Look Hear: Gaze Prediction for Speech-directed Human Attention
- URL: http://arxiv.org/abs/2407.19605v2
- Date: Tue, 10 Sep 2024 01:34:13 GMT
- Title: Look Hear: Gaze Prediction for Speech-directed Human Attention
- Authors: Sounak Mondal, Seoyoung Ahn, Zhibo Yang, Niranjan Balasubramanian, Dimitris Samaras, Gregory Zelinsky, Minh Hoai,
- Abstract summary: Our study focuses on the incremental prediction of attention as a person is seeing an image and hearing a referring expression.
We developed the Attention in Referral Transformer model or ART, which predicts the human fixations spurred by each word in a referring expression.
In our quantitative and qualitative analyses, ART not only outperforms existing methods in scanpath prediction, but also appears to capture several human attention patterns.

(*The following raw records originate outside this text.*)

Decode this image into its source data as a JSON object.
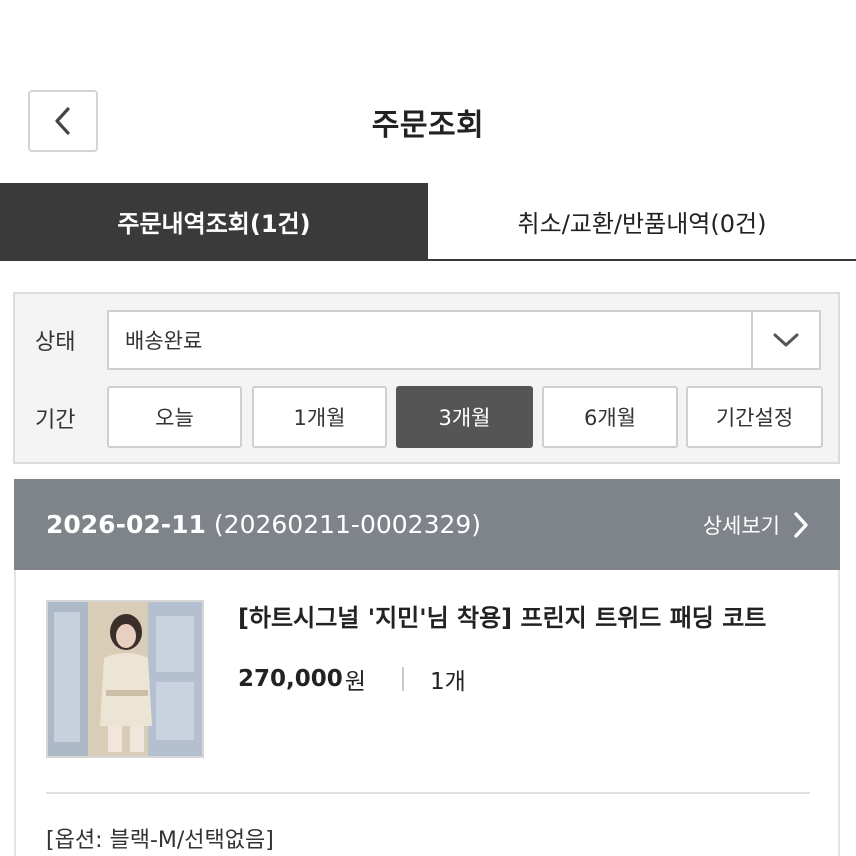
{
  "header": {
    "title": "주문조회",
    "back_icon": "chevron-left-icon"
  },
  "tabs": [
    {
      "label": "주문내역조회(1건)",
      "active": true
    },
    {
      "label": "취소/교환/반품내역(0건)",
      "active": false
    }
  ],
  "filters": {
    "status_label": "상태",
    "status_value": "배송완료",
    "dropdown_icon": "chevron-down-icon",
    "period_label": "기간",
    "periods": [
      "오늘",
      "1개월",
      "3개월",
      "6개월",
      "기간설정"
    ],
    "selected_period": "3개월"
  },
  "order": {
    "date": "2026-02-11",
    "number": "(20260211-0002329)",
    "detail_label": "상세보기",
    "detail_icon": "chevron-right-icon",
    "product_name": "[하트시그널 '지민'님 착용] 프린지 트위드 패딩 코트",
    "price": "270,000",
    "price_unit": "원",
    "quantity": "1개",
    "option": "[옵션: 블랙-M/선택없음]"
  },
  "colors": {
    "tab_active_bg": "#3a3a3a",
    "period_selected_bg": "#555555",
    "order_header_bg": "#7f838a"
  }
}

- Score: 49.81718760025951
- License: http://creativecommons.org/licenses/by/4.0/
- Abstract: For computer systems to effectively interact with humans using spoken language, they need to understand how the words being generated affect the users' moment-by-moment attention. Our study focuses on the incremental prediction of attention as a person is seeing an image and hearing a referring expression defining the object in the scene that should be fixated by gaze. To predict the gaze scanpaths in this incremental object referral task, we developed the Attention in Referral Transformer model or ART, which predicts the human fixations spurred by each word in a referring expression. ART uses a multimodal transformer encoder to jointly learn gaze behavior and its underlying grounding tasks, and an autoregressive transformer decoder to predict, for each word, a variable number of fixations based on fixation history. To train ART, we created RefCOCO-Gaze, a large-scale dataset of 19,738 human gaze scanpaths, corresponding to 2,094 unique image-expression pairs, from 220 participants performing our referral task. In our quantitative and qualitative analyses, ART not only outperforms existing methods in scanpath prediction, but also appears to capture several human attention patterns, such as waiting, scanning, and verification.